Only four possibilities exist, that I am aware of, to fix the problem: [1] Stop or reduce paying benefits, [2] Increase the payroll taxes to cover the shortfall, [3] Increase the individual earnings on the individual or total accounts over the working lifetime of the participants. [This is where the sekf administered account comes in, since as long as the pensions are paid directly out of the General Funds of the United States this is not possible] or [4] pay the shortfall out of the general tax revenues. A fifth possibility also exists, that is a combination of the others. It seems obvious, however, that the sooner the fix is begun the less the annual impact on each working individual or US Government.

I know that this seems like Economics 101 but the basic problem never seems to be part of the newspaper articles just the horror of individual accounts.

If we can agree on the problem perhaps we can agree on an approach to solving it. If the investments were limited, as proposed, to some very safe Governments or bonds and their return shielded fom taxation, the individual would virtually be guaranteed of better return than his current expectations in Social Security.


Most of the individual account money in the US will go into government bonds or other fixed income investments, partly because the supply of big cap stock will not be great enough for the Niagara of money, but mostly because the average mutt will opt for "safety" as he perceives it, which means Treasury paper. Still, he will do three times as well as under the status quo.

The biggest failing of the British system, as I understand it, was the handling costs were too high on individual accounts, party because institutions handling them were greedy, but also because automation had not reached today's excellence in 1983 when Thatcher started the ball rolling. There is no doubt in my mind the handling costs in America today will be so low they are astonishing, given the state of our technology.

So, all aboard! Yes, even the 'crats know individual accounts are an idea whose time has come.
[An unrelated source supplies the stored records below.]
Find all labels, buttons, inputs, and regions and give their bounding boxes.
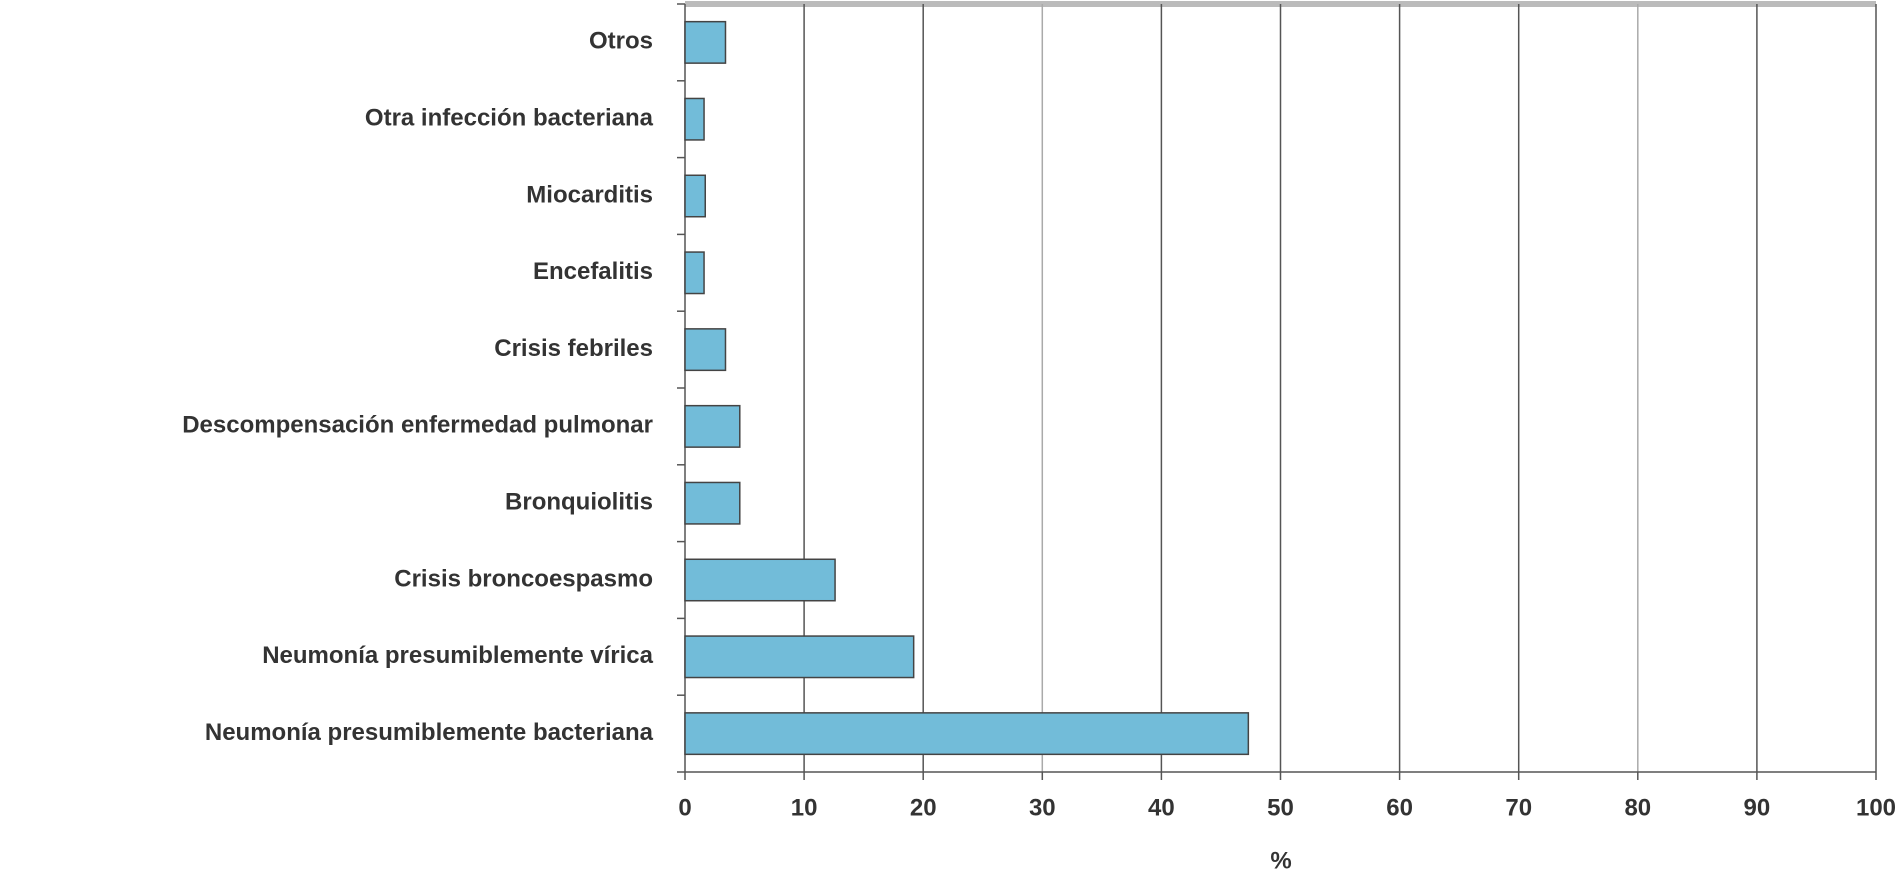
y-tick-label: Descompensación enfermedad pulmonar [182,412,653,439]
x-tick-label: 100 [1856,794,1896,821]
bar [684,404,741,448]
y-tick-label: Crisis febriles [494,335,653,362]
x-axis-label: % [1270,847,1291,874]
y-tick-label: Neumonía presumiblemente vírica [262,642,653,669]
y-tick-label: Miocarditis [526,181,653,208]
y-tick-label: Neumonía presumiblemente bacteriana [205,719,654,746]
x-tick-label: 60 [1386,794,1413,821]
y-tick-label: Otros [589,28,653,55]
x-tick-label: 50 [1267,794,1294,821]
x-tick-label: 70 [1505,794,1532,821]
x-tick-label: 0 [678,794,691,821]
x-tick-label: 40 [1148,794,1175,821]
y-tick-label: Crisis broncoespasmo [394,565,653,592]
y-tick-label: Bronquiolitis [505,489,653,516]
bar [684,712,1250,756]
y-tick-label: Otra infección bacteriana [365,105,654,132]
bar [684,174,706,218]
y-tick-label: Encefalitis [533,258,653,285]
x-tick-label: 10 [791,794,818,821]
x-tick-label: 30 [1029,794,1056,821]
x-tick-label: 90 [1744,794,1771,821]
bar [684,558,836,602]
bar [684,635,915,679]
bar [684,20,727,64]
bar [684,251,705,295]
bar [684,481,741,525]
bar [684,328,727,372]
x-tick-label: 80 [1624,794,1651,821]
x-tick-label: 20 [910,794,937,821]
bar [684,97,705,141]
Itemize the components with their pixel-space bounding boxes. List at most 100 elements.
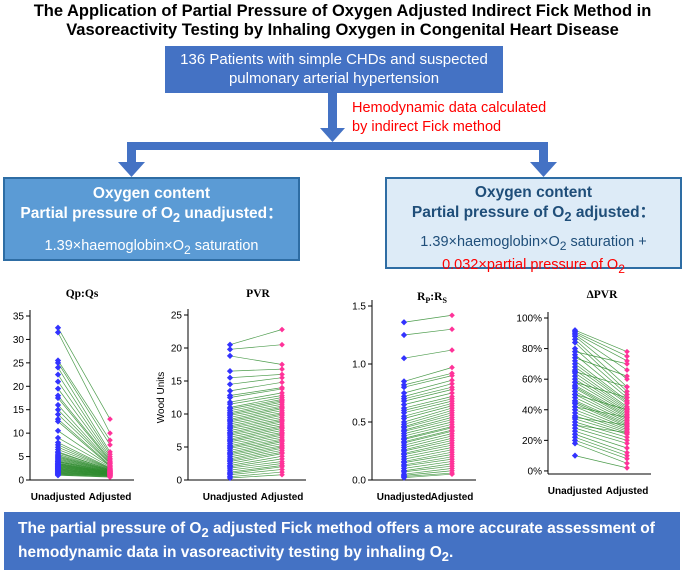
paired-line bbox=[403, 314, 453, 323]
y-tick-label: 15 bbox=[171, 377, 183, 388]
y-tick-label: 20% bbox=[522, 436, 542, 447]
paired-line bbox=[574, 433, 628, 453]
paired-line bbox=[57, 404, 111, 463]
adjusted-point bbox=[624, 440, 630, 447]
paired-line bbox=[57, 414, 111, 464]
paired-line bbox=[403, 427, 453, 440]
adjusted-point bbox=[624, 445, 630, 451]
adjusted-point bbox=[624, 373, 630, 379]
adjusted-point bbox=[107, 442, 113, 448]
paired-line bbox=[574, 394, 628, 421]
paired-line bbox=[403, 367, 453, 382]
paired-line bbox=[229, 344, 283, 350]
paired-line bbox=[574, 401, 628, 426]
paired-line bbox=[574, 381, 628, 414]
paired-line bbox=[403, 386, 453, 400]
adjusted-point bbox=[107, 430, 113, 436]
y-tick-label: 5 bbox=[18, 452, 24, 463]
paired-line bbox=[229, 388, 283, 398]
paired-line bbox=[57, 472, 111, 476]
paired-line bbox=[403, 417, 453, 431]
y-tick-label: 60% bbox=[522, 375, 542, 386]
adjusted-point bbox=[279, 361, 285, 368]
paired-line bbox=[229, 392, 283, 403]
unadjusted-point bbox=[226, 381, 234, 388]
paired-line bbox=[57, 461, 111, 472]
paired-line bbox=[57, 444, 111, 469]
adjusted-point bbox=[624, 383, 630, 390]
adjusted-point bbox=[624, 460, 630, 467]
paired-line bbox=[229, 443, 283, 454]
arrow-head-left bbox=[118, 162, 145, 177]
y-tick-label: 30 bbox=[13, 335, 25, 346]
paired-line bbox=[229, 434, 283, 447]
unadjusted-point bbox=[571, 379, 579, 386]
adjusted-head-1: Oxygen content bbox=[474, 184, 593, 201]
paired-line bbox=[57, 332, 111, 434]
paired-line bbox=[229, 399, 283, 410]
y-tick-label: 0 bbox=[176, 476, 182, 487]
paired-line bbox=[57, 446, 111, 470]
paired-line bbox=[229, 408, 283, 420]
paired-line bbox=[574, 360, 628, 401]
paired-line bbox=[57, 442, 111, 469]
chart-title: PVR bbox=[246, 288, 270, 300]
unadjusted-head-2: Partial pressure of O2 unadjusted： bbox=[20, 205, 283, 226]
adjusted-point bbox=[449, 471, 455, 478]
paired-line bbox=[403, 403, 453, 417]
paired-line bbox=[57, 457, 111, 471]
adjusted-point bbox=[279, 326, 285, 333]
paired-line bbox=[229, 401, 283, 414]
unadjusted-point bbox=[400, 355, 408, 362]
paired-line bbox=[229, 428, 283, 440]
paired-line bbox=[403, 392, 453, 405]
y-tick-label: 80% bbox=[522, 344, 542, 355]
paired-line bbox=[57, 468, 111, 475]
adjusted-point bbox=[624, 429, 630, 436]
paired-line bbox=[403, 372, 453, 386]
paired-line bbox=[403, 472, 453, 477]
paired-line bbox=[403, 389, 453, 402]
paired-line bbox=[574, 403, 628, 427]
adjusted-point bbox=[107, 437, 113, 443]
unadjusted-point bbox=[54, 385, 62, 392]
paired-line bbox=[574, 440, 628, 460]
adjusted-point bbox=[279, 379, 285, 386]
y-tick-label: 20 bbox=[13, 382, 25, 393]
unadjusted-point bbox=[400, 384, 408, 391]
paired-line bbox=[57, 360, 111, 441]
adjusted-point bbox=[279, 471, 285, 478]
x-category-unadjusted: Unadjusted bbox=[377, 492, 431, 503]
paired-line bbox=[229, 420, 283, 431]
paired-line bbox=[403, 419, 453, 432]
x-category-adjusted: Adjusted bbox=[606, 486, 649, 497]
unadjusted-point bbox=[571, 339, 579, 346]
chart-title: Qp:Qs bbox=[66, 288, 99, 300]
adjusted-point bbox=[624, 376, 630, 383]
paired-line bbox=[403, 442, 453, 454]
y-tick-label: 1.0 bbox=[352, 360, 366, 371]
paired-line bbox=[574, 386, 628, 417]
paired-line bbox=[229, 425, 283, 436]
unadjusted-point bbox=[400, 401, 408, 408]
paired-line bbox=[229, 436, 283, 448]
y-tick-label: 5 bbox=[176, 443, 182, 454]
paired-line bbox=[229, 413, 283, 425]
paired-line bbox=[574, 384, 628, 415]
paired-line bbox=[574, 397, 628, 423]
unadjusted-head-1: Oxygen content bbox=[92, 185, 211, 202]
paired-line bbox=[229, 447, 283, 460]
paired-line bbox=[574, 391, 628, 420]
paired-line bbox=[574, 366, 628, 404]
x-category-unadjusted: Unadjusted bbox=[31, 492, 85, 503]
adjusted-point bbox=[624, 348, 630, 355]
paired-line bbox=[57, 421, 111, 467]
paired-line bbox=[229, 414, 283, 427]
paired-line bbox=[229, 400, 283, 412]
adjusted-point bbox=[624, 388, 630, 395]
patients-line-2: pulmonary arterial hypertension bbox=[228, 70, 440, 87]
paired-line bbox=[229, 433, 283, 445]
paired-line bbox=[57, 455, 111, 471]
paired-line bbox=[574, 375, 628, 411]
There is very small outcry from the Left, and I think Bush will get his ss reform with surprising ease.

Rob Read

handling charges are high becuase pensions are unnescessarily complicated.

Execution only SIPPS offer the lowest charges, and are THE most personal personal pension.

penis enlargement pills

I agree with you the way you view the issue. I remember Jack London once said everything positive has a negative side; everything negative has positive side. It is also interesting to see different viewpoints & learn useful things in the discussion.